My home is up the coast - a long bus ride or an expensive taxi between me and the city, but I have one or two friends (of varying genders) in Brighton and was thinking maybe you, me and Doris could make a whole day of it this time next year, even if that means getting tarted up ready in the loos of a gay bar!

Second thoughts, we could always scrounge changing room (and a drop of courage?) from Lady Muck?

Double dare - If all three of you are up for this, I'll turn up in a nun's outfit with the arse cut out.

Or not.

Knowing Jo, of all four of us I would say she's far too ladylike for that sort of exhibitionism......

03 August 2006

Thought for the day

Beards


are camouflage.....





kind of a geek version of the hoodie?

02 August 2006

Don Quixote

Or at least Don Quixote as portrayed by Cervantes, as himself portrayed in the 1970s movie, Man of La Mancha; but what the hell.

We judge each other most harshly, it seems, when one of us takes a stand; when one sets out to defend all that is pure and good, yet others see this as a pointless, futile or even ridiculous exercise.

Perhaps we carry the schoolyard with us all our lives.
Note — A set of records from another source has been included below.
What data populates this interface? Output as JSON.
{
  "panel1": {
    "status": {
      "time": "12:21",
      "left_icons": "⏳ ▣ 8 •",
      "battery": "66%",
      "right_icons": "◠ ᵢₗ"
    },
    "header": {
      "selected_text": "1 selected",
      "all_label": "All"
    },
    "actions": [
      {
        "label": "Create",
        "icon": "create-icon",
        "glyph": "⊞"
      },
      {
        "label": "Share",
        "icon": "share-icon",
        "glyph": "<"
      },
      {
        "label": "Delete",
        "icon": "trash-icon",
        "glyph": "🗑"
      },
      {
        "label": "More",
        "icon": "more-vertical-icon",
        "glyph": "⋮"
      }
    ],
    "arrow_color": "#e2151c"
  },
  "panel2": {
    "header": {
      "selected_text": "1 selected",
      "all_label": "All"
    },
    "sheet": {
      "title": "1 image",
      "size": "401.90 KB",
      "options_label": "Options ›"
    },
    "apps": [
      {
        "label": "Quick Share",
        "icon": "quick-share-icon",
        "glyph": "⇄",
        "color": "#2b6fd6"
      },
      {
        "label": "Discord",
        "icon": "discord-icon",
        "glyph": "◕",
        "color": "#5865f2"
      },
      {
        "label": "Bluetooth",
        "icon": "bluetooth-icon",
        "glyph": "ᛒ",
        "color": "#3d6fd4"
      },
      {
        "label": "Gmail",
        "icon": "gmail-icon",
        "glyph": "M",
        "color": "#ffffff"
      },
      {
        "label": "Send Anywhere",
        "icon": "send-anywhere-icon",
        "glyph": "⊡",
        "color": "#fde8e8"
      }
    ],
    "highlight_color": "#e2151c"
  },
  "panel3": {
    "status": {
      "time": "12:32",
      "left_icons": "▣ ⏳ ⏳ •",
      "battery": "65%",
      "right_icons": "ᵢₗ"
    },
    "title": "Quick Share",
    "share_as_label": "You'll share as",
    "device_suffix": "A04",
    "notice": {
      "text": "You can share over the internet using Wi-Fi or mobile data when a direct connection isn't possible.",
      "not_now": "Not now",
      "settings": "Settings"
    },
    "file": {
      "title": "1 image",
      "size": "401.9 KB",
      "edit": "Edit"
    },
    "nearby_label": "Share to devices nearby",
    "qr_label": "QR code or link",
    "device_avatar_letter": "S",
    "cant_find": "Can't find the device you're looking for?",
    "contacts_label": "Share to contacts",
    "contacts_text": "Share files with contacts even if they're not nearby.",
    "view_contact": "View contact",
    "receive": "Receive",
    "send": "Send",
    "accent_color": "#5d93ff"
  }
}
Perhaps we will always be intent upon conformity and acceptance, and for that far too quick to point and laugh when someone else, innocently or deliberately, stands apart.

Then again, perhaps when life forces us to watch what we don't want to see; when someone else's bravery would be too completely embarrassing for us to contemplate (let alone emulate), perhaps we scurry for emotional cover by vehemently denying that we feel any sympathy at all. Not really laughers, then, but liars. Willing to sacrifice someone else so that we should not be seen as prey.

Is it better to be with or without dreams?
Who is more foolish, the fool, or the fool that mocks him?

I have no idea, or at least the ideas I get seem to change with the weather. Perhaps heroism and idiocy are flip sides of the same coin, with the label decided by history.

THIS goes out to 266k (complete with bad singing and very British accent, God Bless Peter O'Toole!)

"But maddest of all -- to see life as it is, and not as it should be."